While 2016 is probably going to be the Baby Boomer generation’s last hurrah in a presidential election, Dean’s remarks about Warren are ageist and absurd. In fact, Warren is actually younger (66 years of age) than either Hillary (68 years of age) or Bernie (74 years of age).
Aside from legal qualifications to be Vice President (Natural-born U.S. Citizen, 35 years of age or older, U.S. resident for at least 14 years), there are two important factors that I will use to determine whether or not I could be comfortable with a particular candidate as our party’s vice-presidential nominee:
Whether or not he or she is prepared to take the presidential oath of office at a moment’s notice
Whether or not he or she would embarrass the Democratic Party in any way
I prefer the answer to #1 to be “yes” and #2 to be “no” for our party’s vice-presidential nominee. There’s a lot of people who fit that bill, including, but not limited to, Elizabeth Warren. Howard Dean’s real problem with Warren is that he’s an insecure asshole.

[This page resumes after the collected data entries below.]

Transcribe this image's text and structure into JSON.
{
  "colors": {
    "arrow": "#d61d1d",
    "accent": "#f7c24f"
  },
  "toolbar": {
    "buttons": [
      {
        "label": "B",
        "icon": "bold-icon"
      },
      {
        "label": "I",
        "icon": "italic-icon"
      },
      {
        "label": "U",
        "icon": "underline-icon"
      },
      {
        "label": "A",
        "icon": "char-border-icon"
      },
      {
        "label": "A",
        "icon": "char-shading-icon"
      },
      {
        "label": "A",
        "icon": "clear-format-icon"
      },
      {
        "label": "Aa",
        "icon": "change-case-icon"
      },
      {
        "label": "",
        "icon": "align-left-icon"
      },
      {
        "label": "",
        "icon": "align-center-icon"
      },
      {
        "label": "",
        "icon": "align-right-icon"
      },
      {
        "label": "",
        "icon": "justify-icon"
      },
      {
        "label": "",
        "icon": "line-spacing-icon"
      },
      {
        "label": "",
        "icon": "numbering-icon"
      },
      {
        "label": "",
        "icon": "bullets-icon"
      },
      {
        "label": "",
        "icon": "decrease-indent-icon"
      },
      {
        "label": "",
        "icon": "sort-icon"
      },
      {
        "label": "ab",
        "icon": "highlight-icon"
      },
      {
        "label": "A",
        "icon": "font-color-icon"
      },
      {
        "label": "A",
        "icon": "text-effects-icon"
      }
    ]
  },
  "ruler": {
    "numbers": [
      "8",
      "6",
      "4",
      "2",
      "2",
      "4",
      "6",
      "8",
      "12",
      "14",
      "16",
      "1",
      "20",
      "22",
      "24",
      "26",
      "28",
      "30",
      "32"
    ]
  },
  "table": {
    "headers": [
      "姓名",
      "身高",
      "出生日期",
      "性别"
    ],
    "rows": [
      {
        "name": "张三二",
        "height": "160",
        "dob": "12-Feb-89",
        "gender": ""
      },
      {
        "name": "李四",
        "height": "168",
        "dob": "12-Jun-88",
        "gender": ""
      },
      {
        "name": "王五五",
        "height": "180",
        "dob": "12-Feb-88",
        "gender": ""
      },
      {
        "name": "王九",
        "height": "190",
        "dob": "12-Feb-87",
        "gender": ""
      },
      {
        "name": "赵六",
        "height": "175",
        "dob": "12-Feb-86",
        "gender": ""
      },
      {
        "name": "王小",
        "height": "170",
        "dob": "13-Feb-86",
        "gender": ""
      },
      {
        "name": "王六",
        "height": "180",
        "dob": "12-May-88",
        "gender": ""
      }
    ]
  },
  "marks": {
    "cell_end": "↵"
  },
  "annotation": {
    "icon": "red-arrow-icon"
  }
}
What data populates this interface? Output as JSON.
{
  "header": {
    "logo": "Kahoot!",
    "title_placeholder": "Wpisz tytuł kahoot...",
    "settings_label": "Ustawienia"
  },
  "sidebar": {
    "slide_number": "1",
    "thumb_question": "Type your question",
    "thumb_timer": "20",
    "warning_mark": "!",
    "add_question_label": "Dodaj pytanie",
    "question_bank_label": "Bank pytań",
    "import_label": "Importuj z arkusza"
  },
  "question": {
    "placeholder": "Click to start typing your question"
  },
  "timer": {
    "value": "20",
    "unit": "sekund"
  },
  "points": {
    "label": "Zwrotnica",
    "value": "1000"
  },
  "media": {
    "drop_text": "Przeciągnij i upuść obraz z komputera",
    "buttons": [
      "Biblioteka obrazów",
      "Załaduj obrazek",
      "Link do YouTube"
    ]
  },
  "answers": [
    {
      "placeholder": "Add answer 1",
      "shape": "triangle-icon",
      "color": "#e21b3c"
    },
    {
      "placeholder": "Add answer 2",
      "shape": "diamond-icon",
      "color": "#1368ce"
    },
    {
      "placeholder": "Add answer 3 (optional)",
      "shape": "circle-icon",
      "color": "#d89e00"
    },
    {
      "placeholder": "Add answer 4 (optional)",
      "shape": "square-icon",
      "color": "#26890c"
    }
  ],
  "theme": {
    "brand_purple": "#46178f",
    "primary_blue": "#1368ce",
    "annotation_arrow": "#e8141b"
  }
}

U.S. Rep. Tulsi Gabbard (D-HI) has officially endorsed Bernie Sanders for the Democratic presidential nomination, citing Bernie’s sound foreign policy judgement:
This endorsement is a win-win-win for Bernie. Not only does Bernie receive his fourth congressional endorsement (the other three are Rep. Keith Ellison (DFL-MN), Rep. Raúl Grijalva (D-AZ), and Rep. Peter Welch (D-VT)), Tulsi is officially a pro-Bernie superdelegate (even though she resigned her DNC post, she is still a U.S. Representative and member of the House Democratic Caucus, so she retains DNC superdelegate status), and Gabbard is a potential Democratic vice-presidential candidate should Bernie win the Democratic nomination (Gabbard will be 35 years of age on the date of the general election, meaning that she would be eligible to run for vice-president this year). Gabbard was born in American Samoa (even though people born in American Samoa are not automatically U.S. citizens, Gabbard’s mother was born in Indiana, so Gabbard is a natural-born U.S. citizen), so Gabbard’s endorsement of Bernie could help Bernie in the American Samoa Democratic territorial caucuses on Super Tuesday.
I would argue that Bernie should go ahead and pick Tulsi as a running mate (although doing so would be conditional on Bernie being nominated by Democrats as the party’s presidential nominee).